Giancarlo Stanton will be hitting dongs for the Marlins for a long time to come or until he opts out and goes to Detroit.

 I think the further away we move from the actual moment of the Marlins and Stanton agreeing to their monster 13-year, $325 million contract the less we seem to be amazed by it. The past two seasons it seemed like a fait accompli that Stanton would take the first opportunity and go ply his trade for a massive market team like the Red Sox, Yankees or Tigers. But the Marlins ownership and baseball people did the impossibleand signed Stanton to a fair market value, yet back-loaded (read: team friendly) contract.  The Marlins actually signed Stanton to a six-year, $107 million deal before he has the chance to opt out.  This covers the last two years of Stanton’s arbitration eligibility as well as four free agent years.

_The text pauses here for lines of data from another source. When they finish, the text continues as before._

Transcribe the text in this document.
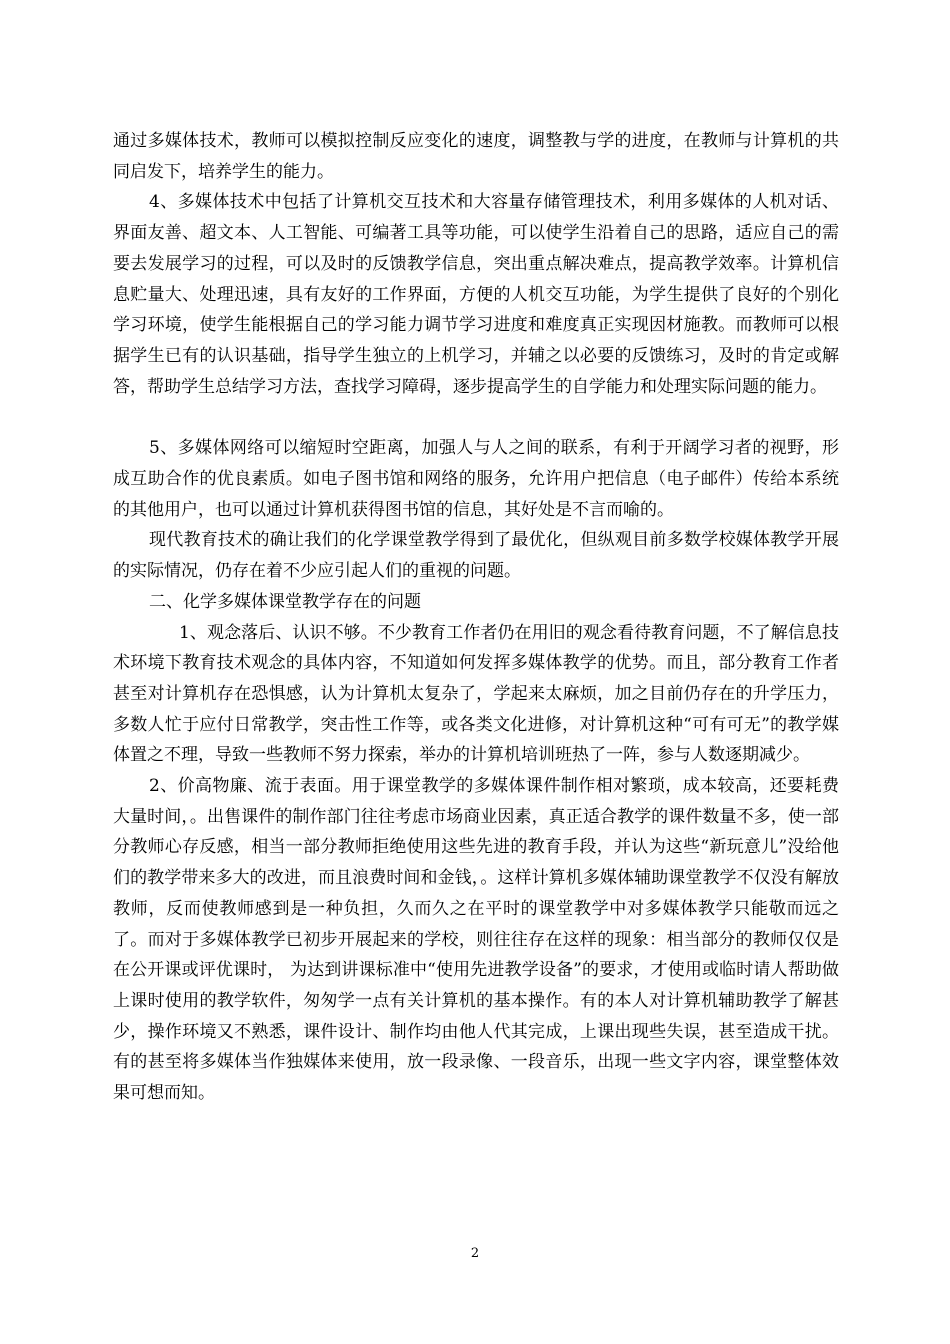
通过多媒体技术，教师可以模拟控制反应变化的速度，调整教与学的进度，在教师与计算机的共同启发下，培养学生的能力。

4、多媒体技术中包括了计算机交互技术和大容量存储管理技术，利用多媒体的人机对话、界面友善、超文本、人工智能、可编著工具等功能，可以使学生沿着自己的思路，适应自己的需要去发展学习的过程，可以及时的反馈教学信息，突出重点解决难点，提高教学效率。计算机信息贮量大、处理迅速，具有友好的工作界面，方便的人机交互功能，为学生提供了良好的个别化学习环境，使学生能根据自己的学习能力调节学习进度和难度真正实现因材施教。而教师可以根据学生已有的认识基础，指导学生独立的上机学习，并辅之以必要的反馈练习，及时的肯定或解答，帮助学生总结学习方法，查找学习障碍，逐步提高学生的自学能力和处理实际问题的能力。

5、多媒体网络可以缩短时空距离，加强人与人之间的联系，有利于开阔学习者的视野，形成互助合作的优良素质。如电子图书馆和网络的服务，允许用户把信息（电子邮件）传给本系统的其他用户，也可以通过计算机获得图书馆的信息，其好处是不言而喻的。

现代教育技术的确让我们的化学课堂教学得到了最优化，但纵观目前多数学校媒体教学开展的实际情况，仍存在着不少应引起人们的重视的问题。

二、化学多媒体课堂教学存在的问题

1、观念落后、认识不够。不少教育工作者仍在用旧的观念看待教育问题，不了解信息技术环境下教育技术观念的具体内容，不知道如何发挥多媒体教学的优势。而且，部分教育工作者甚至对计算机存在恐惧感，认为计算机太复杂了，学起来太麻烦，加之目前仍存在的升学压力，多数人忙于应付日常教学，突击性工作等，或各类文化进修，对计算机这种“可有可无”的教学媒体置之不理，导致一些教师不努力探索，举办的计算机培训班热了一阵，参与人数逐期减少。

2、价高物廉、流于表面。用于课堂教学的多媒体课件制作相对繁琐，成本较高，还要耗费大量时间，。出售课件的制作部门往往考虑市场商业因素，真正适合教学的课件数量不多，使一部分教师心存反感，相当一部分教师拒绝使用这些先进的教育手段，并认为这些“新玩意儿”没给他们的教学带来多大的改进，而且浪费时间和金钱，。这样计算机多媒体辅助课堂教学不仅没有解放教师，反而使教师感到是一种负担，久而久之在平时的课堂教学中对多媒体教学只能敬而远之了。而对于多媒体教学已初步开展起来的学校，则往往存在这样的现象：相当部分的教师仅仅是在公开课或评优课时， 为达到讲课标准中“使用先进教学设备”的要求，才使用或临时请人帮助做上课时使用的教学软件，匆匆学一点有关计算机的基本操作。有的本人对计算机辅助教学了解甚少，操作环境又不熟悉，课件设计、制作均由他人代其完成，上课出现些失误，甚至造成干扰。有的甚至将多媒体当作独媒体来使用，放一段录像、一段音乐，出现一些文字内容，课堂整体效果可想而知。

2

There has been much research done into how much  a win costs on the open market and it’s between $5-7 million. Assuming that the Marlins signed Stanton out of four of his free agency years at about $23 million per year would assume a production of 3-4 WAR per year during his peak seasons from age 27-30.  The Marlins got a positive bargain considering that Stanton will be probably easily outperform a three win valuation during his peak.

The deal gets even sweeter for the Marlins because the team is not on the hook for the decline phase of his contract. If Stanton opts out and chooses to test the free agency market some other team will have to plunk down some insane amount of money to acquire a player who’s most important tool, power, will surely decline starting in his mid-30’s. A team will sign Giancarlo Stanton for the 2021 season and end up with Adam Dunn by 2025.

The Marlins will have to be competitive in the free agent market to contend in the future.

The other upshot of trying to compete right now is that the Marlins will have to be competitive in free agency in order to replenish their team from this point forward. Latos, Prado, Morse and Saltalamacchia all have contracts expiring in the near future and the Marlins don’t have any legitimate prospects in the farm system to replace them with. The Marlins love Nicolino but he’ll probably never be as good as even the current version of Latos. The Marlins traded Colin Moran and Marisnick and would have to hope that J.T. Realmuto quickly becomes an everyday option at catcher to have any shot at replacing these few guys I mentioned.

The free agency market is as pumped as the Dow was in 2000 right now, and the worst part is that there is no market correction coming. If the Royals, Giants and other successful teams have taught us anything is that is a foolhardy endeavor to try and compete and build a team through free agency in this current market. Unless Loria decides to massively increase the payroll, sells the team or dies, the Marlins have no shot of competing with the large market teams in this environment.

Conclusion

The Marlins chose to compete now and while that is admirable and it makes me happy as a Marlins fan, it ultimately leaves the team in a precarious position. While Stanton is now a sure thing, the Marlins still haven’t signed either Christian Yelich or Fernandez to a long-term contract. It would be very disappointing if this team was able to compete and even make a legitimate run deep into October in the near future and then would have to sell-off all of their stars because they won’t be able to keep them long-term. If I’m Michael Hill and Dan Jennings my primary focus would be to extend the Marlins other young stars and then focus on replenishing the farm system. They should do this by focusing more on the international free agency market, both in the Caribbean as well as in Asia, and then making better choices in the draft.

Overall I think the Marlins are in a better position to win the World Series in the next five years than they were when the offseason started, even if it came at some cost.